The program's Josh McInnes said Eads sent him photographs. McInnes is also a researcher from the Institute for the Oceans and Fisheries Marine Mammal Research Unit and with the University of British Columbia.
“I have been able to confirm that it is part of the fluke (tail region) of a killer whale,” McInnes said. “The fluke section was 30 inches by 20 inches and several inches thick. Weighed at least 25-30 lbs.”
McInnes said on social the cut looked rather clean, like a propeller strike from a ship. He also noted how rare this was to find an orca part lying on the beach.
Seaside Aquarium's Keith Chandler and Tiffany Boothe were dispatched to pick up the fluke for further testing. Oregon State University's Oregon Marine Mammal Stranding Network (OMMSN) along with Portland State University scientists are now involved, and testing will likely be done by OSU staff.
Chandler told Oregon Coast Beach Connection it looked like human interaction was involved in some way.
“It was sliced and cut pretty clean by something,” Chandler said.
The orca body part had been in the ocean for awhile, he said.
“It wasn't fresh,” he said. “It was pretty rotten.”
Jim Rice, head of the OMMSN, said he had been alerted to another whale body part near Newport a few weeks ago.

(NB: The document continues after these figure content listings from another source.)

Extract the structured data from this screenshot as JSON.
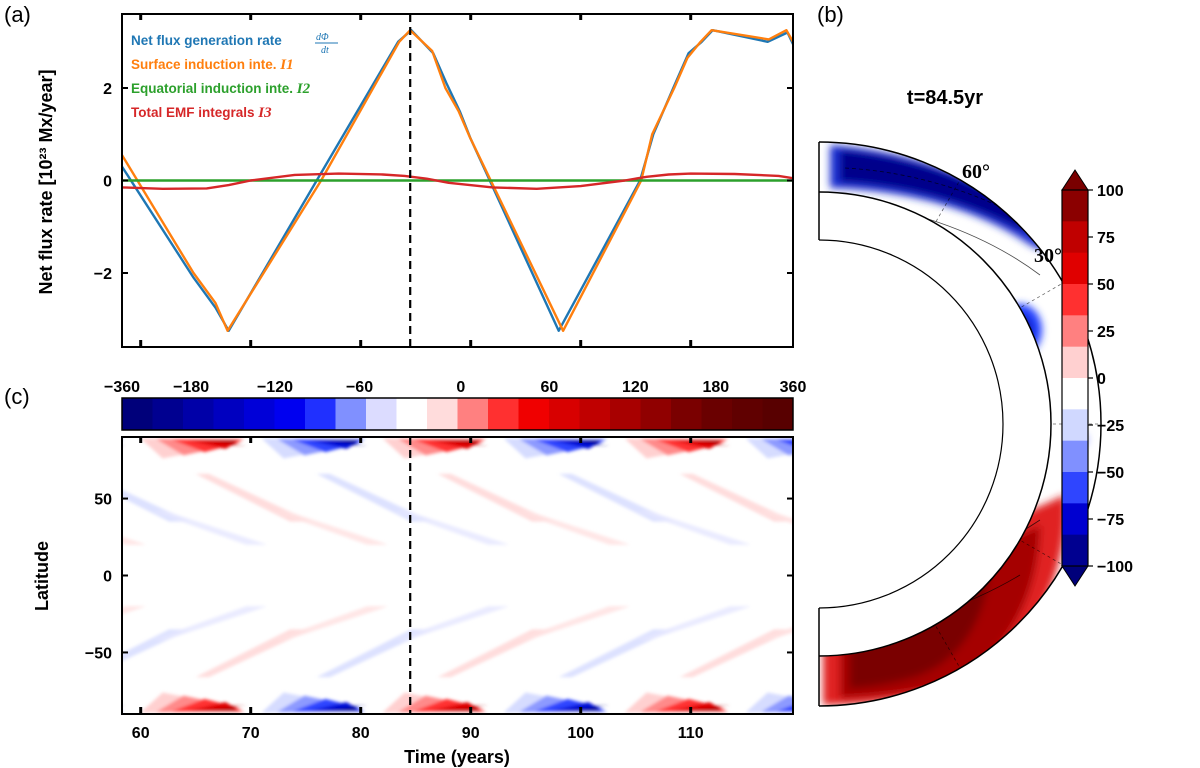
{
  "panel_labels": [
    "(a)",
    "(b)",
    "(c)"
  ],
  "chart_data": [
    {
      "panel": "(a)",
      "type": "line",
      "xlim": [
        58.3,
        119.3
      ],
      "ylim": [
        -3.6,
        3.6
      ],
      "ylabel": "Net flux rate [10²³ Mx/year]",
      "yticks": [
        -2,
        0,
        2
      ],
      "ytick_labels": [
        "−2",
        "0",
        "2"
      ],
      "vline_x": 84.5,
      "grid": false,
      "legend_position": "top-left",
      "cycle_period": 22.0,
      "series": [
        {
          "name": "Net flux generation rate",
          "label_math": "dΦ / dt",
          "color": "#1f77b4",
          "x": [
            58.3,
            64.8,
            66.8,
            68.0,
            76.0,
            83.4,
            84.6,
            86.6,
            87.8,
            89.0,
            90.0,
            98.0,
            105.4,
            106.6,
            108.6,
            109.8,
            111.0,
            112.0,
            117.0,
            118.8,
            119.3
          ],
          "y": [
            0.3,
            -2.1,
            -2.75,
            -3.25,
            0.0,
            3.0,
            3.25,
            2.75,
            2.1,
            1.5,
            0.9,
            -3.25,
            0.0,
            1.0,
            2.1,
            2.75,
            3.0,
            3.25,
            3.0,
            3.2,
            2.95
          ]
        },
        {
          "name": "Surface induction inte.",
          "label_math": "I1",
          "color": "#ff7f0e",
          "x": [
            58.3,
            64.8,
            66.8,
            67.9,
            76.4,
            83.5,
            84.5,
            86.5,
            87.7,
            88.9,
            89.9,
            98.4,
            105.5,
            106.5,
            108.5,
            109.7,
            110.9,
            111.9,
            117.1,
            118.7,
            119.3
          ],
          "y": [
            0.55,
            -2.0,
            -2.65,
            -3.25,
            0.0,
            3.0,
            3.25,
            2.8,
            2.0,
            1.5,
            0.95,
            -3.25,
            0.0,
            1.0,
            2.0,
            2.65,
            3.0,
            3.25,
            3.05,
            3.25,
            3.0
          ]
        },
        {
          "name": "Equatorial induction inte.",
          "label_math": "I2",
          "color": "#2ca02c",
          "x": [
            58.3,
            119.3
          ],
          "y": [
            0.0,
            0.0
          ]
        },
        {
          "name": "Total EMF integrals",
          "label_math": "I3",
          "color": "#d62728",
          "x": [
            58.3,
            62.0,
            66.0,
            68.0,
            70.0,
            74.0,
            78.0,
            82.0,
            84.0,
            86.0,
            88.0,
            92.0,
            96.0,
            100.0,
            104.0,
            106.0,
            108.0,
            110.0,
            114.0,
            118.0,
            119.3
          ],
          "y": [
            -0.15,
            -0.18,
            -0.17,
            -0.1,
            0.0,
            0.12,
            0.15,
            0.13,
            0.1,
            0.04,
            -0.05,
            -0.15,
            -0.18,
            -0.12,
            0.0,
            0.08,
            0.13,
            0.15,
            0.14,
            0.1,
            0.05
          ]
        }
      ]
    },
    {
      "panel": "(c)",
      "type": "heatmap",
      "xlabel": "Time (years)",
      "ylabel": "Latitude",
      "xlim": [
        58.3,
        119.3
      ],
      "ylim": [
        -90,
        90
      ],
      "xticks": [
        60,
        70,
        80,
        90,
        100,
        110
      ],
      "yticks": [
        -50,
        0,
        50
      ],
      "ytick_labels": [
        "−50",
        "0",
        "50"
      ],
      "vline_x": 84.5,
      "cycle_period": 22.0,
      "colorbar": {
        "position": "top",
        "ticks": [
          "−360",
          "−180",
          "−120",
          "−60",
          "0",
          "60",
          "120",
          "180",
          "360"
        ],
        "n_levels": 22
      },
      "features": [
        {
          "lat_center": 84,
          "t_start": 60.0,
          "t_end": 70.0,
          "peak": 240,
          "description": "polar band"
        },
        {
          "lat_center": 84,
          "t_start": 71.0,
          "t_end": 81.0,
          "peak": -240
        },
        {
          "lat_center": 84,
          "t_start": 82.0,
          "t_end": 92.0,
          "peak": 240
        },
        {
          "lat_center": 84,
          "t_start": 93.0,
          "t_end": 103.0,
          "peak": -240
        },
        {
          "lat_center": 84,
          "t_start": 104.0,
          "t_end": 114.0,
          "peak": 240
        },
        {
          "lat_center": 84,
          "t_start": 115.0,
          "t_end": 125.0,
          "peak": -240
        },
        {
          "lat_center": -84,
          "t_start": 60.0,
          "t_end": 70.0,
          "peak": 240
        },
        {
          "lat_center": -84,
          "t_start": 71.0,
          "t_end": 81.0,
          "peak": -240
        },
        {
          "lat_center": -84,
          "t_start": 82.0,
          "t_end": 92.0,
          "peak": 240
        },
        {
          "lat_center": -84,
          "t_start": 93.0,
          "t_end": 103.0,
          "peak": -240
        },
        {
          "lat_center": -84,
          "t_start": 104.0,
          "t_end": 114.0,
          "peak": 240
        },
        {
          "lat_center": -84,
          "t_start": 115.0,
          "t_end": 125.0,
          "peak": -240
        }
      ]
    },
    {
      "panel": "(b)",
      "type": "heatmap",
      "title": "t=84.5yr",
      "angle_labels": [
        "60°",
        "30°"
      ],
      "colorbar": {
        "position": "right",
        "ticks": [
          "100",
          "75",
          "50",
          "25",
          "0",
          "−25",
          "−50",
          "−75",
          "−100"
        ],
        "vmin": -100,
        "vmax": 100
      }
    }
  ]
}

“We actually found the left lobe of a whale fluke near Newport a few weeks ago,” Rice told Oregon Coast Beach Connection. “I’m still awaiting the results of the DNA test to determine the species of whale it came from. I don’t think it was from a killer whale.”

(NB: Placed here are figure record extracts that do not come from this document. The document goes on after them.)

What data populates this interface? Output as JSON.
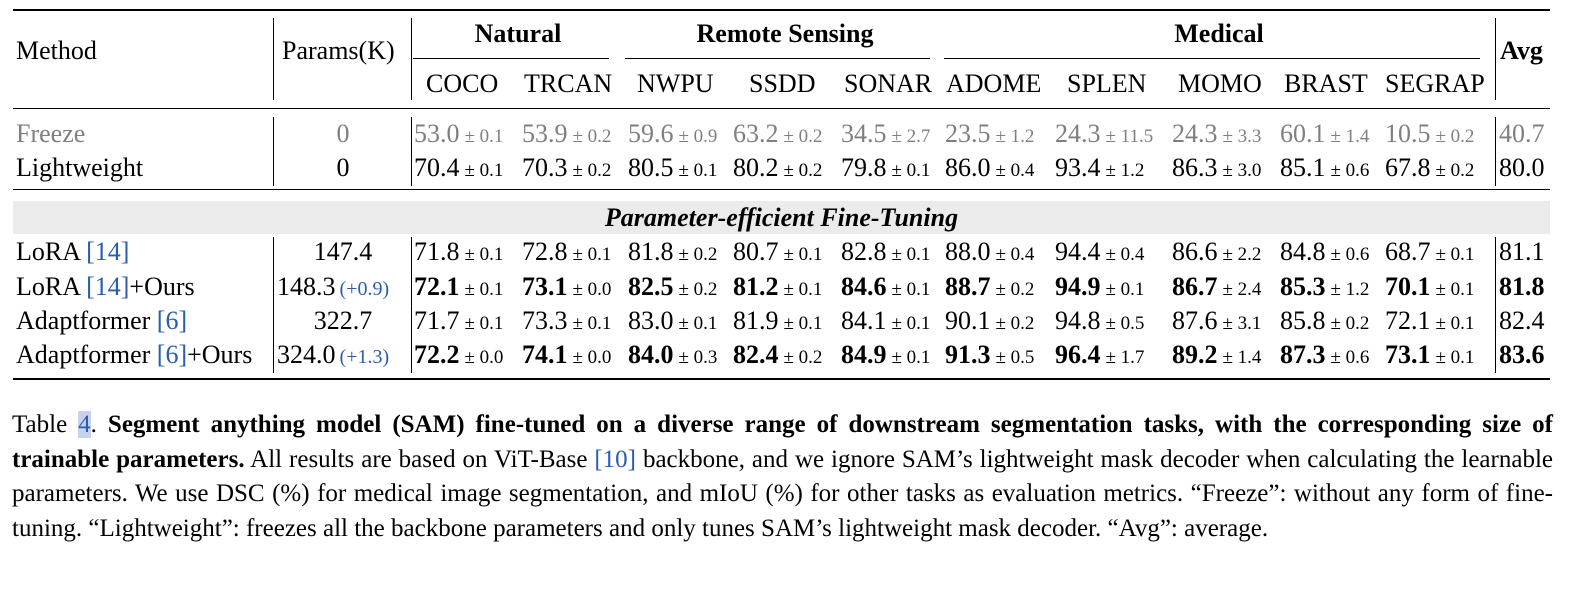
{
  "table": {
    "header": {
      "method": "Method",
      "params": "Params(K)",
      "avg": "Avg",
      "groups": [
        {
          "label": "Natural"
        },
        {
          "label": "Remote Sensing"
        },
        {
          "label": "Medical"
        }
      ],
      "datasets": [
        "COCO",
        "TRCAN",
        "NWPU",
        "SSDD",
        "SONAR",
        "ADOME",
        "SPLEN",
        "MOMO",
        "BRAST",
        "SEGRAP"
      ]
    },
    "section_label": "Parameter-efficient Fine-Tuning",
    "rows": [
      {
        "method": "Freeze",
        "cite": "",
        "suffix": "",
        "params": "0",
        "delta": "",
        "muted": true,
        "cells": [
          {
            "v": "53.0",
            "pm": "± 0.1"
          },
          {
            "v": "53.9",
            "pm": "± 0.2"
          },
          {
            "v": "59.6",
            "pm": "± 0.9"
          },
          {
            "v": "63.2",
            "pm": "± 0.2"
          },
          {
            "v": "34.5",
            "pm": "± 2.7"
          },
          {
            "v": "23.5",
            "pm": "± 1.2"
          },
          {
            "v": "24.3",
            "pm": "± 11.5"
          },
          {
            "v": "24.3",
            "pm": "± 3.3"
          },
          {
            "v": "60.1",
            "pm": "± 1.4"
          },
          {
            "v": "10.5",
            "pm": "± 0.2"
          }
        ],
        "avg": "40.7",
        "bold": false
      },
      {
        "method": "Lightweight",
        "cite": "",
        "suffix": "",
        "params": "0",
        "delta": "",
        "muted": false,
        "cells": [
          {
            "v": "70.4",
            "pm": "± 0.1"
          },
          {
            "v": "70.3",
            "pm": "± 0.2"
          },
          {
            "v": "80.5",
            "pm": "± 0.1"
          },
          {
            "v": "80.2",
            "pm": "± 0.2"
          },
          {
            "v": "79.8",
            "pm": "± 0.1"
          },
          {
            "v": "86.0",
            "pm": "± 0.4"
          },
          {
            "v": "93.4",
            "pm": "± 1.2"
          },
          {
            "v": "86.3",
            "pm": "± 3.0"
          },
          {
            "v": "85.1",
            "pm": "± 0.6"
          },
          {
            "v": "67.8",
            "pm": "± 0.2"
          }
        ],
        "avg": "80.0",
        "bold": false
      },
      {
        "method": "LoRA ",
        "cite": "[14]",
        "suffix": "",
        "params": "147.4",
        "delta": "",
        "muted": false,
        "cells": [
          {
            "v": "71.8",
            "pm": "± 0.1"
          },
          {
            "v": "72.8",
            "pm": "± 0.1"
          },
          {
            "v": "81.8",
            "pm": "± 0.2"
          },
          {
            "v": "80.7",
            "pm": "± 0.1"
          },
          {
            "v": "82.8",
            "pm": "± 0.1"
          },
          {
            "v": "88.0",
            "pm": "± 0.4"
          },
          {
            "v": "94.4",
            "pm": "± 0.4"
          },
          {
            "v": "86.6",
            "pm": "± 2.2"
          },
          {
            "v": "84.8",
            "pm": "± 0.6"
          },
          {
            "v": "68.7",
            "pm": "± 0.1"
          }
        ],
        "avg": "81.1",
        "bold": false
      },
      {
        "method": "LoRA ",
        "cite": "[14]",
        "suffix": "+Ours",
        "params": "148.3",
        "delta": "(+0.9)",
        "muted": false,
        "cells": [
          {
            "v": "72.1",
            "pm": "± 0.1"
          },
          {
            "v": "73.1",
            "pm": "± 0.0"
          },
          {
            "v": "82.5",
            "pm": "± 0.2"
          },
          {
            "v": "81.2",
            "pm": "± 0.1"
          },
          {
            "v": "84.6",
            "pm": "± 0.1"
          },
          {
            "v": "88.7",
            "pm": "± 0.2"
          },
          {
            "v": "94.9",
            "pm": "± 0.1"
          },
          {
            "v": "86.7",
            "pm": "± 2.4"
          },
          {
            "v": "85.3",
            "pm": "± 1.2"
          },
          {
            "v": "70.1",
            "pm": "± 0.1"
          }
        ],
        "avg": "81.8",
        "bold": true
      },
      {
        "method": "Adaptformer ",
        "cite": "[6]",
        "suffix": "",
        "params": "322.7",
        "delta": "",
        "muted": false,
        "cells": [
          {
            "v": "71.7",
            "pm": "± 0.1"
          },
          {
            "v": "73.3",
            "pm": "± 0.1"
          },
          {
            "v": "83.0",
            "pm": "± 0.1"
          },
          {
            "v": "81.9",
            "pm": "± 0.1"
          },
          {
            "v": "84.1",
            "pm": "± 0.1"
          },
          {
            "v": "90.1",
            "pm": "± 0.2"
          },
          {
            "v": "94.8",
            "pm": "± 0.5"
          },
          {
            "v": "87.6",
            "pm": "± 3.1"
          },
          {
            "v": "85.8",
            "pm": "± 0.2"
          },
          {
            "v": "72.1",
            "pm": "± 0.1"
          }
        ],
        "avg": "82.4",
        "bold": false
      },
      {
        "method": "Adaptformer ",
        "cite": "[6]",
        "suffix": "+Ours",
        "params": "324.0",
        "delta": "(+1.3)",
        "muted": false,
        "cells": [
          {
            "v": "72.2",
            "pm": "± 0.0"
          },
          {
            "v": "74.1",
            "pm": "± 0.0"
          },
          {
            "v": "84.0",
            "pm": "± 0.3"
          },
          {
            "v": "82.4",
            "pm": "± 0.2"
          },
          {
            "v": "84.9",
            "pm": "± 0.1"
          },
          {
            "v": "91.3",
            "pm": "± 0.5"
          },
          {
            "v": "96.4",
            "pm": "± 1.7"
          },
          {
            "v": "89.2",
            "pm": "± 1.4"
          },
          {
            "v": "87.3",
            "pm": "± 0.6"
          },
          {
            "v": "73.1",
            "pm": "± 0.1"
          }
        ],
        "avg": "83.6",
        "bold": true
      }
    ]
  },
  "caption": {
    "prefix": "Table ",
    "number": "4",
    "dot": ". ",
    "bold": "Segment anything model (SAM) fine-tuned on a diverse range of downstream segmentation tasks, with the corresponding size of trainable parameters.",
    "text1": " All results are based on ViT-Base ",
    "cite": "[10]",
    "text2": " backbone, and we ignore SAM’s lightweight mask decoder when calculating the learnable parameters. We use DSC (%) for medical image segmentation, and mIoU (%) for other tasks as evaluation metrics. “Freeze”: without any form of fine-tuning. “Lightweight”: freezes all the backbone parameters and only tunes SAM’s lightweight mask decoder. “Avg”: average."
  }
}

Human interaction is also suspected here – but in a way that poses all kinds of federal law questions.
“It looked like it had been cut off by someone using a knife,” Rice said.
Federal law prohibits the collection of any part of a marine mammal, dead or alive. There was a case of this in Cannon Beach around 2007, where a man cut part of a dead whale off and was fined by the feds.
Also see Cue Micheal Jackson: 'Zombie' Whales of Oregon Coast History
“This includes, but is not limited to, the collection of any dead or injured marine mammal, or any part thereof,” the law reads.
Other whale carcasses have washed up on the Washington coast recently. A gray whale rolled up near Ocean Shores in early April, showing signs of a ship strike. Chandler said another has washed around Seaview, Washington and the aquarium crew will be investigating that one on Monday.